Auteur: Nikolaj Nielsen

BRUSSELS - Italian police on Wednesday (3 December) uncovered a mafia network in Rome said to have extorted millions of euros from programmes designed to help the city’s most vulnerable.

Thirty-seven people have already been arrested in a scheme that targeted immigrants and the Roma.

“We have identified the criminal organisation that we call Mafia Capitale, which is Roman, without links to other southern Mafias, but uses Mafia methods,” announced Rome’s chief prosecutor.

The scam has reached the highest echelons of local government.

Italian news agency Ansa reports Rome’s former centre-right mayor Gianni Alemanno is among the 100 or so under investigation.

Alemanno, who was Rome’s mayor until June last year, allegedly received some €40,000 in kick-backs from a mob group spearheaded by Massimo Carminati, a former member of the far-right terror group NAR

Alemanno denies any wrongdoing.

But magistrates has so far seized some €200 million in assets in a racket that largely targeted immigrant and refugee reception centres.

The more traditional cash cows of the criminal gang like drugs, waste management, recycling and parks maintenance, were no longer seen as profitable.

"Do you have any idea how much I make on these immigrants?," Carminati’s second-in-command, Salvatore Buzzi, was overhead saying in a 2013 wire-tapped recording.

"We closed this year with a turnover of €40 million but...our profits all came from the gypsies (Roma people), on the housing emergency and on the immigrants," he says.

"Drug trafficking is not as profitable,” he said, adding that they didn’t make any money in other sectors.

Ansa reports a cabinet secretary under the former center-left mayor Walter Veltroni coordinated the immigration scheme with the mob group.

The probe doesn’t end there.

According to the Independent newspaper, Rome’s very own anti-corruption tsar, Italo Walter Politano, may have also been implicated.

Rome’s current centre-left mayor Ignazio Marino had appointed Politano to the post.

Italy accommodation standards plummet

Accommodation standards for asylum seekers in Italy has steadily worsened over the recent years, according to a special commission in the Italian senate for protection and promotion of human rights.

“In Italy from 2011 a progressive deterioration of the accommodation standards for asylum seekers has been registered, which has worsened since 2012 and 2013,” it noted last year.

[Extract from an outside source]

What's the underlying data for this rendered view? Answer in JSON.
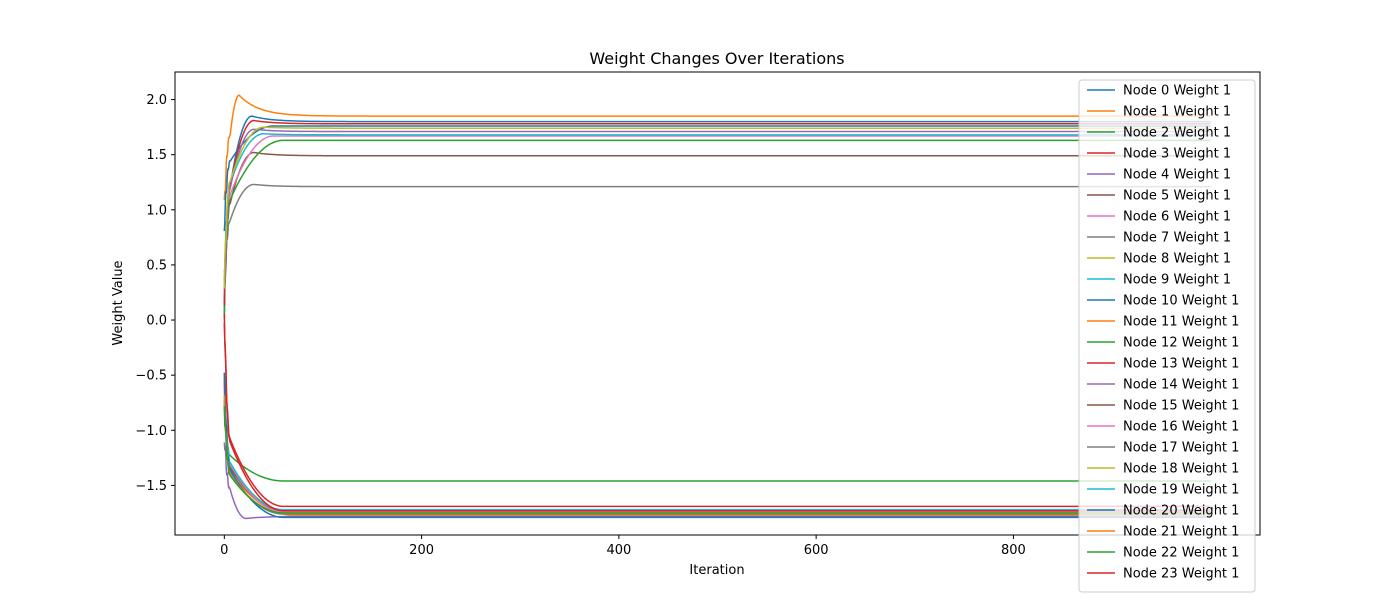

The conditions are so bad that administrative courts in Germany have suspended transfers to Italy “owing notably to the risk of homelessness and a life below minimum subsistence standards,” according to a report by the Commissioner for Human Rights of the Council of Europe.

Italy, for its part, also has no structural legislation on reception conditions and no uniform reception system.

Some 28,000 first instance asylum applicants were made in Italy last year.

The latest spate of mafia revelations comes on the heel of an annual corruption perception index report by Transparency International.

Among the EU countries, Italy ranks last and on par with Greece, Romania and Bulgaria.